Después anduvieron por el desierto, rodearon la tierra de Edom y la tierra de Moab, y llegaron por el lado oriental de la tierra de Moab y acamparon al otro lado del Arnón. Pero no entraron en el territorio de Moab, porque el Arnón era la frontera de Moab.
Entonces Israel envió mensajeros a Sehón, rey de los amorreos, rey de Hesbón, y le dijo Israel: «Por favor, déjame pasar por tu tierra hasta mi lugar».
Pero Sehón no confió en Israel para dejarlo pasar por su territorio. Al contrario, Sehón reunió a todo su pueblo, acamparon en Jahaz y peleó contra Israel.
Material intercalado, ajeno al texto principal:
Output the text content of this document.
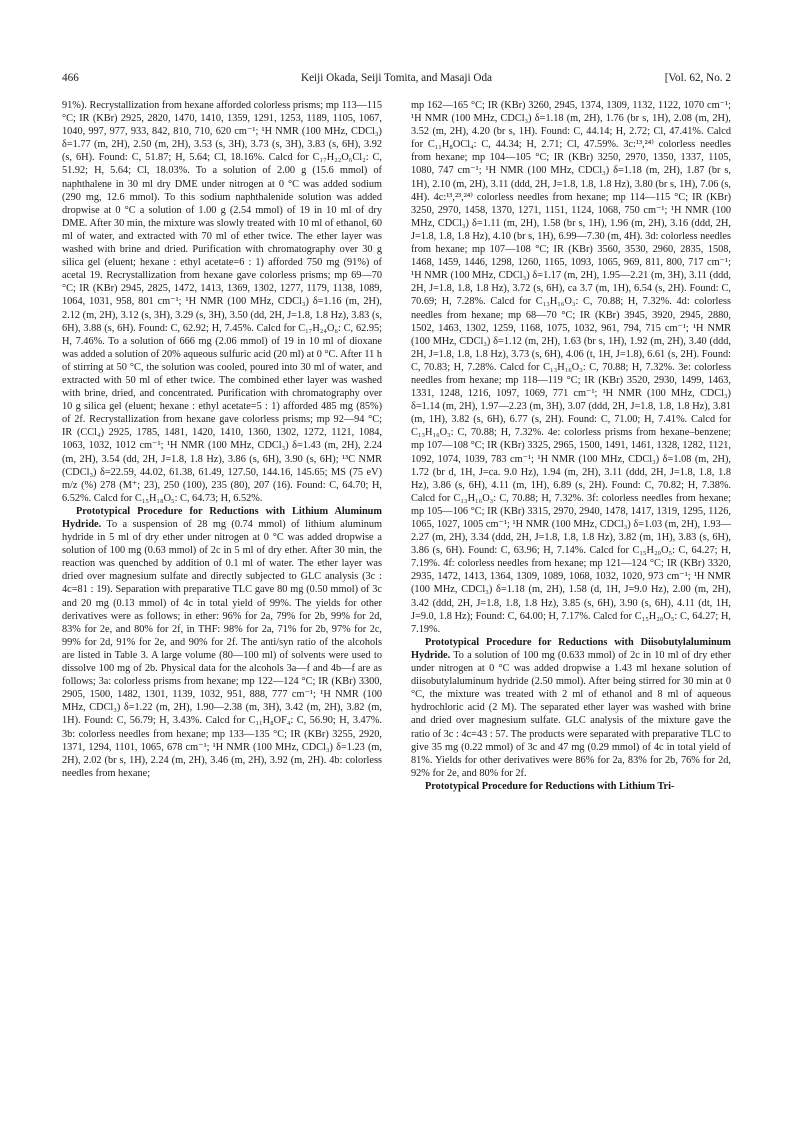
466	Keiji Okada, Seiji Tomita, and Masaji Oda	[Vol. 62, No. 2

91%). Recrystallization from hexane afforded colorless prisms; mp 113—115 °C; IR (KBr) 2925, 2820, 1470, 1410, 1359, 1291, 1253, 1189, 1105, 1067, 1040, 997, 977, 933, 842, 810, 710, 620 cm⁻¹; ¹H NMR (100 MHz, CDCl₃) δ=1.77 (m, 2H), 2.50 (m, 2H), 3.53 (s, 3H), 3.73 (s, 3H), 3.83 (s, 6H), 3.92 (s, 6H). Found: C, 51.87; H, 5.64; Cl, 18.16%. Calcd for C₁₇H₂₂O₆Cl₂: C, 51.92; H, 5.64; Cl, 18.03%. To a solution of 2.00 g (15.6 mmol) of naphthalene in 30 ml dry DME under nitrogen at 0 °C was added sodium (290 mg, 12.6 mmol). To this sodium naphthalenide solution was added dropwise at 0 °C a solution of 1.00 g (2.54 mmol) of 19 in 10 ml of dry DME. After 30 min, the mixture was slowly treated with 10 ml of ethanol, 60 ml of water, and extracted with 70 ml of ether twice. The ether layer was washed with brine and dried. Purification with chromatography over 30 g silica gel (eluent; hexane : ethyl acetate=6 : 1) afforded 750 mg (91%) of acetal 19. Recrystallization from hexane gave colorless prisms; mp 69—70 °C; IR (KBr) 2945, 2825, 1472, 1413, 1369, 1302, 1277, 1179, 1138, 1089, 1064, 1031, 958, 801 cm⁻¹; ¹H NMR (100 MHz, CDCl₃) δ=1.16 (m, 2H), 2.12 (m, 2H), 3.12 (s, 3H), 3.29 (s, 3H), 3.50 (dd, 2H, J=1.8, 1.8 Hz), 3.83 (s, 6H), 3.88 (s, 6H). Found: C, 62.92; H, 7.45%. Calcd for C₁₇H₂₄O₆: C, 62.95; H, 7.46%. To a solution of 666 mg (2.06 mmol) of 19 in 10 ml of dioxane was added a solution of 20% aqueous sulfuric acid (20 ml) at 0 °C. After 11 h of stirring at 50 °C, the solution was cooled, poured into 30 ml of water, and extracted with 50 ml of ether twice. The combined ether layer was washed with brine, dried, and concentrated. Purification with chromatography over 10 g silica gel (eluent; hexane : ethyl acetate=5 : 1) afforded 485 mg (85%) of 2f. Recrystallization from hexane gave colorless prisms; mp 92—94 °C; IR (CCl₄) 2925, 1785, 1481, 1420, 1410, 1360, 1302, 1272, 1121, 1084, 1063, 1032, 1012 cm⁻¹; ¹H NMR (100 MHz, CDCl₃) δ=1.43 (m, 2H), 2.24 (m, 2H), 3.54 (dd, 2H, J=1.8, 1.8 Hz), 3.86 (s, 6H), 3.90 (s, 6H); ¹³C NMR (CDCl₃) δ=22.59, 44.02, 61.38, 61.49, 127.50, 144.16, 145.65; MS (75 eV) m/z (%) 278 (M⁺; 23), 250 (100), 235 (80), 207 (16). Found: C, 64.70; H, 6.52%. Calcd for C₁₅H₁₈O₅: C, 64.73; H, 6.52%.

Prototypical Procedure for Reductions with Lithium Aluminum Hydride. To a suspension of 28 mg (0.74 mmol) of lithium aluminum hydride in 5 ml of dry ether under nitrogen at 0 °C was added dropwise a solution of 100 mg (0.63 mmol) of 2c in 5 ml of dry ether. After 30 min, the reaction was quenched by addition of 0.1 ml of water. The ether layer was dried over magnesium sulfate and directly subjected to GLC analysis (3c : 4c=81 : 19). Separation with preparative TLC gave 80 mg (0.50 mmol) of 3c and 20 mg (0.13 mmol) of 4c in total yield of 99%. The yields for other derivatives were as follows; in ether: 96% for 2a, 79% for 2b, 99% for 2d, 83% for 2e, and 80% for 2f, in THF: 98% for 2a, 71% for 2b, 97% for 2c, 99% for 2d, 91% for 2e, and 90% for 2f. The anti/syn ratio of the alcohols are listed in Table 3. A large volume (80—100 ml) of solvents were used to dissolve 100 mg of 2b. Physical data for the alcohols 3a—f and 4b—f are as follows; 3a: colorless prisms from hexane; mp 122—124 °C; IR (KBr) 3300, 2905, 1500, 1482, 1301, 1139, 1032, 951, 888, 777 cm⁻¹; ¹H NMR (100 MHz, CDCl₃) δ=1.22 (m, 2H), 1.90—2.38 (m, 3H), 3.42 (m, 2H), 3.82 (m, 1H). Found: C, 56.79; H, 3.43%. Calcd for C₁₁H₈OF₄: C, 56.90; H, 3.47%. 3b: colorless needles from hexane; mp 133—135 °C; IR (KBr) 3255, 2920, 1371, 1294, 1101, 1065, 678 cm⁻¹; ¹H NMR (100 MHz, CDCl₃) δ=1.23 (m, 2H), 2.02 (br s, 1H), 2.24 (m, 2H), 3.46 (m, 2H), 3.92 (m, 2H). 4b: colorless needles from hexane;

mp 162—165 °C; IR (KBr) 3260, 2945, 1374, 1309, 1132, 1122, 1070 cm⁻¹; ¹H NMR (100 MHz, CDCl₃) δ=1.18 (m, 2H), 1.76 (br s, 1H), 2.08 (m, 2H), 3.52 (m, 2H), 4.20 (br s, 1H). Found: C, 44.14; H, 2.72; Cl, 47.41%. Calcd for C₁₁H₈OCl₄: C, 44.34; H, 2.71; Cl, 47.59%. 3c:¹³,²⁴⁾ colorless needles from hexane; mp 104—105 °C; IR (KBr) 3250, 2970, 1350, 1337, 1105, 1080, 747 cm⁻¹; ¹H NMR (100 MHz, CDCl₃) δ=1.18 (m, 2H), 1.87 (br s, 1H), 2.10 (m, 2H), 3.11 (ddd, 2H, J=1.8, 1.8, 1.8 Hz), 3.80 (br s, 1H), 7.06 (s, 4H). 4c:¹³,²³,²⁴⁾ colorless needles from hexane; mp 114—115 °C; IR (KBr) 3250, 2970, 1458, 1370, 1271, 1151, 1124, 1068, 750 cm⁻¹; ¹H NMR (100 MHz, CDCl₃) δ=1.11 (m, 2H), 1.58 (br s, 1H), 1.96 (m, 2H), 3.16 (ddd, 2H, J=1.8, 1.8, 1.8 Hz), 4.10 (br s, 1H), 6.99—7.30 (m, 4H). 3d: colorless needles from hexane; mp 107—108 °C; IR (KBr) 3560, 3530, 2960, 2835, 1508, 1468, 1459, 1446, 1298, 1260, 1165, 1093, 1065, 969, 811, 800, 717 cm⁻¹; ¹H NMR (100 MHz, CDCl₃) δ=1.17 (m, 2H), 1.95—2.21 (m, 3H), 3.11 (ddd, 2H, J=1.8, 1.8, 1.8 Hz), 3.72 (s, 6H), ca 3.7 (m, 1H), 6.54 (s, 2H). Found: C, 70.69; H, 7.28%. Calcd for C₁₃H₁₆O₃: C, 70.88; H, 7.32%. 4d: colorless needles from hexane; mp 68—70 °C; IR (KBr) 3945, 3920, 2945, 2880, 1502, 1463, 1302, 1259, 1168, 1075, 1032, 961, 794, 715 cm⁻¹; ¹H NMR (100 MHz, CDCl₃) δ=1.12 (m, 2H), 1.63 (br s, 1H), 1.92 (m, 2H), 3.40 (ddd, 2H, J=1.8, 1.8, 1.8 Hz), 3.73 (s, 6H), 4.06 (t, 1H, J=1.8), 6.61 (s, 2H). Found: C, 70.83; H, 7.28%. Calcd for C₁₃H₁₆O₃: C, 70.88; H, 7.32%. 3e: colorless needles from hexane; mp 118—119 °C; IR (KBr) 3520, 2930, 1499, 1463, 1331, 1248, 1216, 1097, 1069, 771 cm⁻¹; ¹H NMR (100 MHz, CDCl₃) δ=1.14 (m, 2H), 1.97—2.23 (m, 3H), 3.07 (ddd, 2H, J=1.8, 1.8, 1.8 Hz), 3.81 (m, 1H), 3.82 (s, 6H), 6.77 (s, 2H). Found: C, 71.00; H, 7.41%. Calcd for C₁₃H₁₆O₃: C, 70.88; H, 7.32%. 4e: colorless prisms from hexane–benzene; mp 107—108 °C; IR (KBr) 3325, 2965, 1500, 1491, 1461, 1328, 1282, 1121, 1092, 1074, 1039, 783 cm⁻¹; ¹H NMR (100 MHz, CDCl₃) δ=1.08 (m, 2H), 1.72 (br d, 1H, J=ca. 9.0 Hz), 1.94 (m, 2H), 3.11 (ddd, 2H, J=1.8, 1.8, 1.8 Hz), 3.86 (s, 6H), 4.11 (m, 1H), 6.89 (s, 2H). Found: C, 70.82; H, 7.38%. Calcd for C₁₃H₁₆O₃: C, 70.88; H, 7.32%. 3f: colorless needles from hexane; mp 105—106 °C; IR (KBr) 3315, 2970, 2940, 1478, 1417, 1319, 1295, 1126, 1065, 1027, 1005 cm⁻¹; ¹H NMR (100 MHz, CDCl₃) δ=1.03 (m, 2H), 1.93—2.27 (m, 2H), 3.34 (ddd, 2H, J=1.8, 1.8, 1.8 Hz), 3.82 (m, 1H), 3.83 (s, 6H), 3.86 (s, 6H). Found: C, 63.96; H, 7.14%. Calcd for C₁₅H₂₀O₅: C, 64.27; H, 7.19%. 4f: colorless needles from hexane; mp 121—124 °C; IR (KBr) 3320, 2935, 1472, 1413, 1364, 1309, 1089, 1068, 1032, 1020, 973 cm⁻¹; ¹H NMR (100 MHz, CDCl₃) δ=1.18 (m, 2H), 1.58 (d, 1H, J=9.0 Hz), 2.00 (m, 2H), 3.42 (ddd, 2H, J=1.8, 1.8, 1.8 Hz), 3.85 (s, 6H), 3.90 (s, 6H), 4.11 (dt, 1H, J=9.0, 1.8 Hz); Found: C, 64.00; H, 7.17%. Calcd for C₁₅H₂₀O₅: C, 64.27; H, 7.19%.

Prototypical Procedure for Reductions with Diisobutylaluminum Hydride. To a solution of 100 mg (0.633 mmol) of 2c in 10 ml of dry ether under nitrogen at 0 °C was added dropwise a 1.43 ml hexane solution of diisobutylaluminum hydride (2.50 mmol). After being stirred for 30 min at 0 °C, the mixture was treated with 2 ml of ethanol and 8 ml of aqueous hydrochloric acid (2 M). The separated ether layer was washed with brine and dried over magnesium sulfate. GLC analysis of the mixture gave the ratio of 3c : 4c=43 : 57. The products were separated with preparative TLC to give 35 mg (0.22 mmol) of 3c and 47 mg (0.29 mmol) of 4c in total yield of 81%. Yields for other derivatives were 86% for 2a, 83% for 2b, 76% for 2d, 92% for 2e, and 80% for 2f.

Prototypical Procedure for Reductions with Lithium Tri-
Y Yahvé, Dios de Israel, entregó a Sehón y a todo su pueblo en mano de Israel, y los derrotaron. Así que Israel tomó posesión de toda la tierra de los amorreos que habitaban en aquella tierra.
Tomaron posesión de todo el territorio de los amorreos, desde el Arnón hasta el Jaboc, y desde el desierto hasta el Jordán.
Y ahora, Yahvé, Dios de Israel, ha expulsado a los amorreos de delante de su pueblo Israel. ¿Y tú vas a tomar posesión de ello?
¿Acaso no posees tú lo que tu dios Quemos te da en posesión? Así también nosotros poseeremos todo lo que Yahvé nuestro Dios ha expulsado de delante de nosotros.
¿Acaso eres tú mejor que Balac hijo de Zipor, rey de Moab? ¿Acaso él discutió con Israel o le hizo la guerra?
Cuando Israel vivió en Hesbón y sus aldeas, en Aroer y sus aldeas, y en todas las ciudades que están a orillas del Arnón, durante trescientos años, ¿por qué no las recuperaron en ese tiempo?
Yo no he pecado contra ti, pero tú me haces mal al hacerme la guerra. Que Yahvé, el Juez, juzgue hoy entre los israelitas y los amonitas.
Pero el rey de los amonitas no escuchó las palabras que Jefté le envió.
Entonces el Espíritu de Yahvé vino sobre Jefté, y él pasó por Galaad y Manasés, pasó por Mizpa de Galaad, y de Mizpa de Galaad pasó a los amonitas.
Y Jefté hizo un voto a Yahvé, y dijo: «Si de verdad entregas a los amonitas en mi mano,
entonces, lo que salga de las puertas de mi casa a recibirme cuando yo regrese en paz de los amonitas, será de Yahvé, y lo ofreceré como holocausto».
Jefté pasó a los amonitas para pelear contra ellos, y Yahvé los entregó en su mano.
Los derrotó desde Aroer hasta llegar a Minnit, veinte ciudades, hasta Abel de las Viñas, una derrota muy grande. Así los amonitas fueron sometidos delante de los israelitas.
Cuando Jefté llegó a su casa en Mizpa, su hija salió a recibirlo con panderetas y danzas. Ella era su única hija; no tenía ningún otro hijo ni hija.
Cuando la vio, rasgó sus vestidos y dijo: «¡Ay, hija mía! ¡Me has humillado por completo! Tú eres de los que me perturban. Porque yo he abierto mi boca a Yahvé y no puedo volverme atrás».
Ella le respondió: «Padre mío, has abierto tu boca a Yahvé; haz conmigo según lo que salió de tu boca, ya que Yahvé te ha dado venganza de tus enemigos, los amonitas».
Y dijo a su padre: «Que se haga por mí esto: déjame por dos meses, para que yo vaya y baje por los montes y llore mi virginidad, yo y mis compañeras».
Él dijo: «Ve». Y la despidió por dos meses. Ella se fue con sus compañeras y lloró su virginidad por los montes.
Al cabo de dos meses, ella volvió a su padre, y él cumplió en ella el voto que había hecho. Ella no había conocido varón. Y esto se volvió una costumbre en Israel:
De año en año, las hijas de Israel iban a conmemorar a la hija de Jefté el galaadita, cuatro días al año.